Parla il sindaco Francesco Giunta di Termini Imerese: al termine dell’incontro svoltosi al ministero dello Sviluppo economico, presieduto dal vicecapo di Gabinetto del ministro, Sorial, si è assistito a un’elencazione a cura dell’ad di Blutec, di idee e progetti che non forniscono alcuna certezza.

Tra queste idee e progetti ci sono i contatti con un gruppo cinese. Nonostante questo la novità sembra non convincere. «Sono stati rappresentati contatti con un’azienda cinese che, in settimana, invierà propri dirigenti in città al fine di visitare lo stabilimento e le sue strutture».

«Troppe incertezze, tenuto anche conto che a fine giugno – continua il sindaco – gli ammortizzatori sociali concessi, straordinariamente, dal Governo, andranno a concludersi».

Secondo il primo cittadino «devono essere chiariti i rapporti tra Invitalia e Blutec, soprattutto in merito al piano di rientro delle somme da restituire. Il Governo ha fatto ciò che poteva ora le risposte le fornisca l’azienda».

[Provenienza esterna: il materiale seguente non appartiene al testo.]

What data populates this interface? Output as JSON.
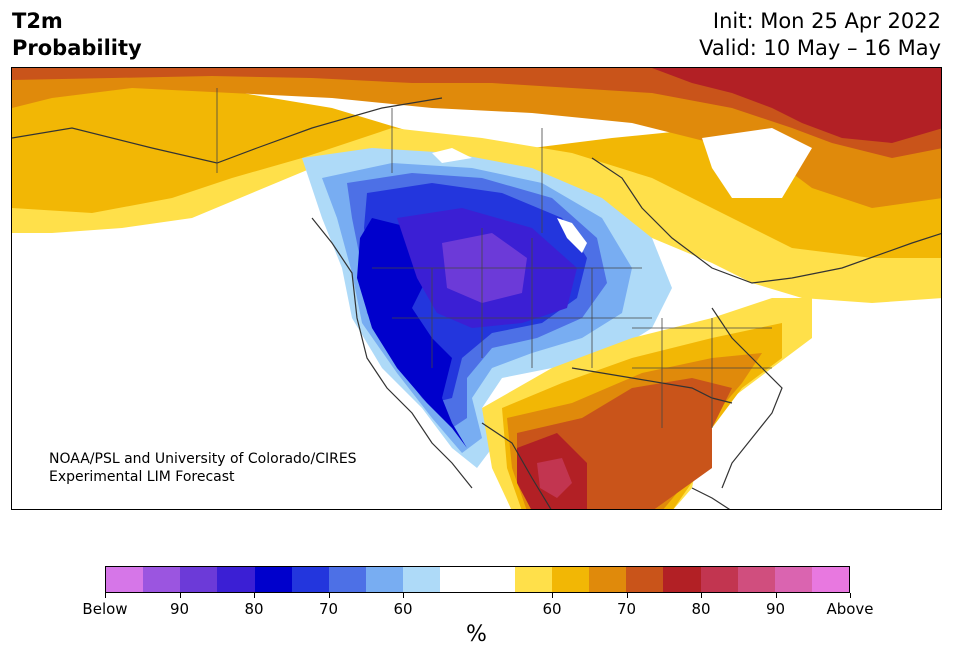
{
  "header": {
    "title_line1": "T2m",
    "title_line2": "Probability",
    "init": "Init: Mon 25 Apr 2022",
    "valid": "Valid: 10 May – 16 May"
  },
  "credit": {
    "line1": "NOAA/PSL and University of Colorado/CIRES",
    "line2": "Experimental LIM Forecast"
  },
  "colorbar": {
    "unit": "%",
    "colors": [
      "#d676e8",
      "#9b55e0",
      "#6c3ad8",
      "#3b1fd4",
      "#0000cc",
      "#2336dd",
      "#4d70e6",
      "#78adf2",
      "#aedaf8",
      "#ffffff",
      "#ffffff",
      "#ffe04a",
      "#f2b705",
      "#e08a0b",
      "#c9541a",
      "#b22025",
      "#c23550",
      "#d04e7e",
      "#da64b0",
      "#e878e0"
    ],
    "tick_labels": [
      "Below",
      "90",
      "80",
      "70",
      "60",
      "60",
      "70",
      "80",
      "90",
      "Above"
    ]
  },
  "map": {
    "colors": {
      "below_80": "#3b1fd4",
      "below_90": "#6c3ad8",
      "below_70": "#0000cc",
      "below_65": "#2336dd",
      "below_60": "#4d70e6",
      "below_55": "#78adf2",
      "below_50": "#aedaf8",
      "above_50": "#ffe04a",
      "above_60": "#f2b705",
      "above_65": "#e08a0b",
      "above_70": "#c9541a",
      "above_80": "#b22025",
      "above_85": "#c23550"
    }
  }
}
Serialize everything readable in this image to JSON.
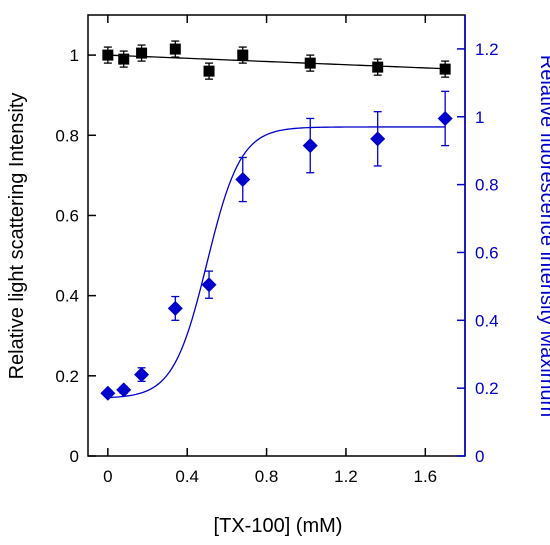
{
  "chart_data": {
    "type": "scatter",
    "xlabel": "[TX-100] (mM)",
    "ylabel_left": "Relative light scattering Intensity",
    "ylabel_right": "Relative fluorescence intensity Maximum",
    "xlim": [
      -0.1,
      1.8
    ],
    "ylim_left": [
      0,
      1.1
    ],
    "ylim_right": [
      0,
      1.3
    ],
    "x_ticks": [
      0,
      0.4,
      0.8,
      1.2,
      1.6
    ],
    "x_tick_labels": [
      "0",
      "0.4",
      "0.8",
      "1.2",
      "1.6"
    ],
    "y_left_ticks": [
      0,
      0.2,
      0.4,
      0.6,
      0.8,
      1
    ],
    "y_left_tick_labels": [
      "0",
      "0.2",
      "0.4",
      "0.6",
      "0.8",
      "1"
    ],
    "y_right_ticks": [
      0,
      0.2,
      0.4,
      0.6,
      0.8,
      1,
      1.2
    ],
    "y_right_tick_labels": [
      "0",
      "0.2",
      "0.4",
      "0.6",
      "0.8",
      "1",
      "1.2"
    ],
    "grid": false,
    "colors": {
      "scattering": "#000000",
      "fluorescence": "#0000cc"
    },
    "series": [
      {
        "axis": "left",
        "marker": "square",
        "x": [
          0,
          0.08,
          0.17,
          0.34,
          0.51,
          0.68,
          1.02,
          1.36,
          1.7
        ],
        "y": [
          1.0,
          0.99,
          1.005,
          1.015,
          0.96,
          1.0,
          0.98,
          0.97,
          0.965
        ],
        "err": [
          0.02,
          0.02,
          0.02,
          0.02,
          0.02,
          0.02,
          0.02,
          0.02,
          0.02
        ],
        "fit": {
          "kind": "linear",
          "y0": 1.0,
          "slope": -0.02
        }
      },
      {
        "axis": "right",
        "marker": "diamond",
        "x": [
          0,
          0.08,
          0.17,
          0.34,
          0.51,
          0.68,
          1.02,
          1.36,
          1.7
        ],
        "y": [
          0.185,
          0.195,
          0.24,
          0.435,
          0.505,
          0.815,
          0.915,
          0.935,
          0.995
        ],
        "err": [
          0.0,
          0.01,
          0.02,
          0.035,
          0.04,
          0.065,
          0.08,
          0.08,
          0.08
        ],
        "fit": {
          "kind": "sigmoid",
          "bottom": 0.17,
          "top": 0.97,
          "x0": 0.5,
          "k": 0.085
        }
      }
    ]
  }
}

«Blutec – raggiunge Enzo Comella, segretario della Uilm Palermo – continua a presentare piani di sviluppo e nuove vetture da costruire nell’ex stabilimento Fiat di Termini Imerese, come la piccola auto elettrica della cinese Jiayuan o la Lsev di Xsev».

«Apprezziamo lo sforzo, ma ricordiamo a Blutec che gli operai sono in cassa integrazione da ben cinque anni e nulla si è mai concretizzato sino a oggi. Da gennaio non è arrivato nemmeno più lo stipendio per i lavoratori e, solo dopo una forte protesta sindacale, il governo nazionale ha deciso di cambiare rotta. Quindi ad oggi le nostre perplessità rimangono e forti. Chiediamo risposte concrete e non annunci spot».